Interior Secretary Ken Salazar

Interior Secretary Ken Salazar is asking the Senate to drop efforts to increase his salary, saying he’d rather earn less than his Cabinet colleagues than buckle to what he called “attempted coercion” by Sen. David Vitter (R-La.).

At issue is a constitutional clause barring lawmakers from taking an executive branch position for which they voted to raise the salary. Salazar, a former senator from Colorado, voted to increase Cabinet secretary salaries before taking the Interior job in 2009.

The Founding Fathers — always thinking ahead — worried that lawmakers would approve Cabinet pay raises and then jump ship and take one of the more lucrative positions.

To get around the clause, Congress for years has reduced the salary of a position to its previous rate before confirming a lawmaker to serve in the position. The “Saxbe fix” — named for former Sen. William Saxbe, who moved from the Senate to serve as attorney general in 1973 — was also used to roll back the secretary of state’s salary before Hillary Rodham Clinton took the job.

Salazar earns $180,100 and Clinton is paid $186,600, thousands less than their predecessors.
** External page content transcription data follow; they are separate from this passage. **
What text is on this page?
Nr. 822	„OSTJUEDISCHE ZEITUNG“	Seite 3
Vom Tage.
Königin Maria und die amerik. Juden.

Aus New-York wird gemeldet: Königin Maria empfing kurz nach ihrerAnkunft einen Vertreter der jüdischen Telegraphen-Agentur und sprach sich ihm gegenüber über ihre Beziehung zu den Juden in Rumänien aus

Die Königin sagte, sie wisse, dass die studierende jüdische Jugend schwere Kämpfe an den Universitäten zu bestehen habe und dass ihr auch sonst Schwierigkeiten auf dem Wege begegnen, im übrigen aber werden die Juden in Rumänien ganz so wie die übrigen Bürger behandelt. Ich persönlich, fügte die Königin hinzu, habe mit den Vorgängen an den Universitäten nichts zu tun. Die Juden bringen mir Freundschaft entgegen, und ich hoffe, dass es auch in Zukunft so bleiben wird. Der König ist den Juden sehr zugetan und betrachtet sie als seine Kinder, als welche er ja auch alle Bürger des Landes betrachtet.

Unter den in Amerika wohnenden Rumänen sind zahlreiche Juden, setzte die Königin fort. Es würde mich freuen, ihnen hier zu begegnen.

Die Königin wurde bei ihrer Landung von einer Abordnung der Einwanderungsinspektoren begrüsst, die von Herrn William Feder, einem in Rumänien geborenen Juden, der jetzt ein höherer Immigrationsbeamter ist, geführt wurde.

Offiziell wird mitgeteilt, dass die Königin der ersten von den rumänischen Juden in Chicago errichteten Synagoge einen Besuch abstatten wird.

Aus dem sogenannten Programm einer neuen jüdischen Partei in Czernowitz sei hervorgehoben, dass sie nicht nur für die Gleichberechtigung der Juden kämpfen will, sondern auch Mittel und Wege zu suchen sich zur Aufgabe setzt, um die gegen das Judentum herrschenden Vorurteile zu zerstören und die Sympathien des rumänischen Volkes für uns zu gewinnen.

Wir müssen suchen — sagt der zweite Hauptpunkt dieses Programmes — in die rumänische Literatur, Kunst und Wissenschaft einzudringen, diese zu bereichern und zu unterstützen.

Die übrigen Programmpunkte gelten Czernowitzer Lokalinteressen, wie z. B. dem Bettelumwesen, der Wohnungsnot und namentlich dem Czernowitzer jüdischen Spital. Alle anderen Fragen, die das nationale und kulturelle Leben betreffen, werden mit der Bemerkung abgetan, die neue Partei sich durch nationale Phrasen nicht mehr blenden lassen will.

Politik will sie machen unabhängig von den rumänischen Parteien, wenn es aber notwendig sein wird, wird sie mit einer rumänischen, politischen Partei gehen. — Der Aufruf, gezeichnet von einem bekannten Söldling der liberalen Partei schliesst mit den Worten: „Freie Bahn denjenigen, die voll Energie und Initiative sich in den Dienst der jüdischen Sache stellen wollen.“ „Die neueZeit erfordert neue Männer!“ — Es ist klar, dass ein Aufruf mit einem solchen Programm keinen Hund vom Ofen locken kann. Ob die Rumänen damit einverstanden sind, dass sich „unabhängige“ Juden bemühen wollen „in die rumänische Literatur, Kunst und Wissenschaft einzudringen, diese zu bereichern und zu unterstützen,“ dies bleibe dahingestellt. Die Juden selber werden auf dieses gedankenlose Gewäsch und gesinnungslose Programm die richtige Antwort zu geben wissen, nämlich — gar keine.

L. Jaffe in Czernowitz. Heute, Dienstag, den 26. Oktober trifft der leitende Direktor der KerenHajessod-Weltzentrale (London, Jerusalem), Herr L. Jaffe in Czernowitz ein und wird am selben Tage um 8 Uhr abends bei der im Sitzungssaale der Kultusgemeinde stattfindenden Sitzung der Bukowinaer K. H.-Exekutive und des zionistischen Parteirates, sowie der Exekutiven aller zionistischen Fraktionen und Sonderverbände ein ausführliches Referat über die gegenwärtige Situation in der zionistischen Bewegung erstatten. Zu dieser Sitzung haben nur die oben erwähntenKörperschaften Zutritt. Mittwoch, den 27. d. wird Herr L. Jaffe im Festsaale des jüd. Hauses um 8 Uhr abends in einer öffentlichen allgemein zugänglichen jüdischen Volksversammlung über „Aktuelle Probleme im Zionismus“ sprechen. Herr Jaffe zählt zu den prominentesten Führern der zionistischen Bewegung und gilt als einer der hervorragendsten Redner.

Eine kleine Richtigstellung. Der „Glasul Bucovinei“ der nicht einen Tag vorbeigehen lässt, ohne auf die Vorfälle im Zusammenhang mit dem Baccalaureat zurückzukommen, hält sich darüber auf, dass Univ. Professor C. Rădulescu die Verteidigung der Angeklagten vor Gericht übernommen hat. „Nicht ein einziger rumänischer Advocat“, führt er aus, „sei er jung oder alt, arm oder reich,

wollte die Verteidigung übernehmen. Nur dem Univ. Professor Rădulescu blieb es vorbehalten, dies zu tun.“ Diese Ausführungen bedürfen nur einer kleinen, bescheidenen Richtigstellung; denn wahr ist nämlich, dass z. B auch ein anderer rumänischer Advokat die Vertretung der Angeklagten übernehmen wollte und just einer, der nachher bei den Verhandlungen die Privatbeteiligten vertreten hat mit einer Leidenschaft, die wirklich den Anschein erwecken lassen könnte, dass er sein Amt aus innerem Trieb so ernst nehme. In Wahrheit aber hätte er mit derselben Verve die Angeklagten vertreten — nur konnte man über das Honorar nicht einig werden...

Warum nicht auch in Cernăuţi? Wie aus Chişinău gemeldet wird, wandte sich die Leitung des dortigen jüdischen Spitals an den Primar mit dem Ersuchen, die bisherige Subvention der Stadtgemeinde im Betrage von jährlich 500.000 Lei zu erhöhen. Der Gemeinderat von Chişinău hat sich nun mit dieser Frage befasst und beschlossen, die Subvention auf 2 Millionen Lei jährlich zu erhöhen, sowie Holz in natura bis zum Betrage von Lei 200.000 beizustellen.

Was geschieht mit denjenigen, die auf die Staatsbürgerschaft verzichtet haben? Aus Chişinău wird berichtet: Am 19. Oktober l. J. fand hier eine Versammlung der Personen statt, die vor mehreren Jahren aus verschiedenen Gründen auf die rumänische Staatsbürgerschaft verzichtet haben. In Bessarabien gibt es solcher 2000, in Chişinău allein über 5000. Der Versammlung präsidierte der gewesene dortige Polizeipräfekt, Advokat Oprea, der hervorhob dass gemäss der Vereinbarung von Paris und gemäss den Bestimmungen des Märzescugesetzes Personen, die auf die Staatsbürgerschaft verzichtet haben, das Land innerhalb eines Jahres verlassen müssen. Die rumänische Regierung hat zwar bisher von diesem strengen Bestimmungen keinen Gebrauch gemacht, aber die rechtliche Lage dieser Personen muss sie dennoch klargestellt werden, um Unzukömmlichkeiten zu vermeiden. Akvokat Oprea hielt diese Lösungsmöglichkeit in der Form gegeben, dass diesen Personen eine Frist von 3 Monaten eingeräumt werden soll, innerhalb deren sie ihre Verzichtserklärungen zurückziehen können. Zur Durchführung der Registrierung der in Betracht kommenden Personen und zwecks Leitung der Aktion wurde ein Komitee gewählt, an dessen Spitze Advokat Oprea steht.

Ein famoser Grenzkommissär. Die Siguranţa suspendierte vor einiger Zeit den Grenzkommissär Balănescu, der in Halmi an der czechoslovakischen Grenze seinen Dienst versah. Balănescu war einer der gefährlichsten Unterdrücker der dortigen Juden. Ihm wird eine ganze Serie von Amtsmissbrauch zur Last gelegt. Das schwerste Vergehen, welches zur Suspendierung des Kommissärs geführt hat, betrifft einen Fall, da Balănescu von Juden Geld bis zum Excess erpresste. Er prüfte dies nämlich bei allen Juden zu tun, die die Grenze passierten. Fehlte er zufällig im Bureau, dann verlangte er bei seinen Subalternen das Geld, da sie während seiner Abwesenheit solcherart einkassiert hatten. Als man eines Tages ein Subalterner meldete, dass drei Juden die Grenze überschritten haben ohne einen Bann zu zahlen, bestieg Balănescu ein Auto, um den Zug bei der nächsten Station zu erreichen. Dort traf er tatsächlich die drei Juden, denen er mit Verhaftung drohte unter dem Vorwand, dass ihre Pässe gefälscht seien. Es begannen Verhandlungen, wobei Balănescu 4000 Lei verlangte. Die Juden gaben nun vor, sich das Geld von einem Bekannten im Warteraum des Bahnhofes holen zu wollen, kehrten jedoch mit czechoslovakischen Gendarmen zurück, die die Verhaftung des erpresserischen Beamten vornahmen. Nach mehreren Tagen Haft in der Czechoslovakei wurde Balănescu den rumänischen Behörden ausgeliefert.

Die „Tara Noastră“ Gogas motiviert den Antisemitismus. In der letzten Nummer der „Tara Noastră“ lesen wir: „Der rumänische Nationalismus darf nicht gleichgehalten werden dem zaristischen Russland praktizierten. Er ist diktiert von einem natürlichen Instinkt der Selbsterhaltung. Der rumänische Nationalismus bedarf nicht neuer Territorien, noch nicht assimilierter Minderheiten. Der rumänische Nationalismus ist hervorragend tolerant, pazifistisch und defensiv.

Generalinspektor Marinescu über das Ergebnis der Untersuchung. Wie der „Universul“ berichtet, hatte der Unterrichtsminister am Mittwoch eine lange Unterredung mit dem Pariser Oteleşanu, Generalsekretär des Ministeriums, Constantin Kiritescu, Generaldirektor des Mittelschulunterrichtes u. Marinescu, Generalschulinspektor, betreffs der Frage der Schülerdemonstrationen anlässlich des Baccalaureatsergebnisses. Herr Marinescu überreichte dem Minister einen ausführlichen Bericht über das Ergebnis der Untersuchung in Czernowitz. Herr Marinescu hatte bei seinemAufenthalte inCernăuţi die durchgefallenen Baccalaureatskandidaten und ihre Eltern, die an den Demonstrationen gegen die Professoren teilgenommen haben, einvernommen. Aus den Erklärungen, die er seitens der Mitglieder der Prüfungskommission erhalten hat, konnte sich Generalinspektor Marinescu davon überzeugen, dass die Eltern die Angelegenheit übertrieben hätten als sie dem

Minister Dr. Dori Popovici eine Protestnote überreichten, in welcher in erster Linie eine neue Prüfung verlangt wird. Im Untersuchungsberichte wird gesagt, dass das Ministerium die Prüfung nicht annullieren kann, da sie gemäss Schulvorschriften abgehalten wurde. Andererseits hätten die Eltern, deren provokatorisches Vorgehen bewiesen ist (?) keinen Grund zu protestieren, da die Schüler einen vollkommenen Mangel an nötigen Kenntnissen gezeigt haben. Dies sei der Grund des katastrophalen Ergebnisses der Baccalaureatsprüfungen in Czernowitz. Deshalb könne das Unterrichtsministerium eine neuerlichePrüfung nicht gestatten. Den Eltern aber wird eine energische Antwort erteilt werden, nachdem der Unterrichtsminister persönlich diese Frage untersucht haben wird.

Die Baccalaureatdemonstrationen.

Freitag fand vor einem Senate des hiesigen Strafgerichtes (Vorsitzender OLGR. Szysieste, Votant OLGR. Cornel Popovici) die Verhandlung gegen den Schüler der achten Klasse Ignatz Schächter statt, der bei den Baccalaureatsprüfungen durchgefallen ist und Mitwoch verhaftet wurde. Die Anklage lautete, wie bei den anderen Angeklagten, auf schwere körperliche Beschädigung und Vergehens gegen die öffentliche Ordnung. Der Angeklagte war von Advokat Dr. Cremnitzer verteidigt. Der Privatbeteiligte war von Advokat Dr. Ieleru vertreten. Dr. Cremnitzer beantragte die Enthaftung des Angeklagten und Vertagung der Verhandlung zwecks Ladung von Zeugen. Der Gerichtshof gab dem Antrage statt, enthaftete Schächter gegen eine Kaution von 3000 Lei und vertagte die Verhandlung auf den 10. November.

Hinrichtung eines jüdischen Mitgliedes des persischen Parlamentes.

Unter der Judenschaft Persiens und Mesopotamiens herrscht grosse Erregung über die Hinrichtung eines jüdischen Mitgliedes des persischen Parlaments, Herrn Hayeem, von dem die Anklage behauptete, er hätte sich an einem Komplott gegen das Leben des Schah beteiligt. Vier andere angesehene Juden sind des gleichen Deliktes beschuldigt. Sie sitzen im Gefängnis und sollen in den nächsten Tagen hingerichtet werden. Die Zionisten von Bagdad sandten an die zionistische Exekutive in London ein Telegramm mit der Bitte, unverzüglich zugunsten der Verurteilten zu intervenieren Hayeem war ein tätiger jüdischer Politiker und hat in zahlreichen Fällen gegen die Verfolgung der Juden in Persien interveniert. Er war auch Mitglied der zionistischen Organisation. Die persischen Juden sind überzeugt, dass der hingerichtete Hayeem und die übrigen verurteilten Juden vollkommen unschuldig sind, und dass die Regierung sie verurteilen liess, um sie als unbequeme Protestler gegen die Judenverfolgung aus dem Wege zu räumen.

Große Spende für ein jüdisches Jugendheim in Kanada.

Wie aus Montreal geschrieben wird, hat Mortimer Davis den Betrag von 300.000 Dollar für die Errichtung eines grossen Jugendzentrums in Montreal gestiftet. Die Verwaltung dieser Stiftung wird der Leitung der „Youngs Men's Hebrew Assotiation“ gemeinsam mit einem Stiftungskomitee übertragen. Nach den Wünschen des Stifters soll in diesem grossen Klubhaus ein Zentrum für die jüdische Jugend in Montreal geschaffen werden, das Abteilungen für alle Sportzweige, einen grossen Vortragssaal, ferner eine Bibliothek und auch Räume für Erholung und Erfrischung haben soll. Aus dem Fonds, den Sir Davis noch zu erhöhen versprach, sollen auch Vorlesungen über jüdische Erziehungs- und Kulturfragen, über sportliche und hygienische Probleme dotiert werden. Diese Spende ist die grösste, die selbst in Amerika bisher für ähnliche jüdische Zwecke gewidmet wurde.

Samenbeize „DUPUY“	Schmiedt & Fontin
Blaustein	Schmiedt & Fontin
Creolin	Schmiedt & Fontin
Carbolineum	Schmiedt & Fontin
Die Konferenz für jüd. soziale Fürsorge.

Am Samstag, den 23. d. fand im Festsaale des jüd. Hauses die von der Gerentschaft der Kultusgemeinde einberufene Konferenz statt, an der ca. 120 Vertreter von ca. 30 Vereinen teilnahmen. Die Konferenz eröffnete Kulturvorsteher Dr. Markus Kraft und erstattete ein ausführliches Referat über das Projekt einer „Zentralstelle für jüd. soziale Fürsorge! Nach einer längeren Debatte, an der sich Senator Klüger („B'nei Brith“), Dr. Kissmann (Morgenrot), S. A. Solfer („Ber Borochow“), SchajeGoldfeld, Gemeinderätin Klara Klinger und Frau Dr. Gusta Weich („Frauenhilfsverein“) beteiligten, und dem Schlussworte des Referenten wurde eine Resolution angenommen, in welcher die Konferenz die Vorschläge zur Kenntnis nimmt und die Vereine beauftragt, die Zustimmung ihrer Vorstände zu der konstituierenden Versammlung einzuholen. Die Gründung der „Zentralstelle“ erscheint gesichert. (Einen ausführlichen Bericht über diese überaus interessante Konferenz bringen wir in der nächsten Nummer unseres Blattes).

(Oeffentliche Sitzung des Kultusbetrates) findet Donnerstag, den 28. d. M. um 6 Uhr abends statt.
But Salazar is now eligible for full pay, because his old Senate term expired in January. (Clinton wouldn't be eligible for a pay bump until her old Senate term ends in Jan. 2013.)

Last week Senate Majority Leader Harry Reid (D-Nev.) introduced legislation restoring the interior secretary’ salary, arguing Salazar deserved the pay bump.

Vitter, still smarting over Interior’s decision to scale back oil drilling after last year's BP oil spill, blocked the move and said he would continue to do so until Salazar restores all previous drilling permits and approves new ones.

“When the rate of permits issued for new deepwater exploratory wells reaches pre-moratorium levels (so 6 per month), I will end my efforts to block your salary increase,” Vitter said in a letter sent to Salazar on Monday.

The secretary responded Tuesday, telling Reid to abandon the pay raise plan, because Vitter's position on the issue, “is dependent upon the outcomes of his attempted coercion of public acts” at the Interior Department.

“At the Department of the Interior, our oversight and regulation of offshore energy production is -- and will continue to be — guided by principles of integrity, the public intereset, and much-needed safety and environmental standards,” Salazar said. “The public deserves nothing less.”

Reid also blasted Vitter’s position, saying Wednesday that “it is wrong for Sen. Vitter to try to get something in return for moving forward on a matter that the Senate has considered routine for more than a century.”

But Vitter said Wednesday he’s glad Salazar isn’t pushing for the greater pay.

“Now I hope he starts earning what he already makes and properly issues new permits for much needed drilling in the Gulf,” Vitter said Wednesday.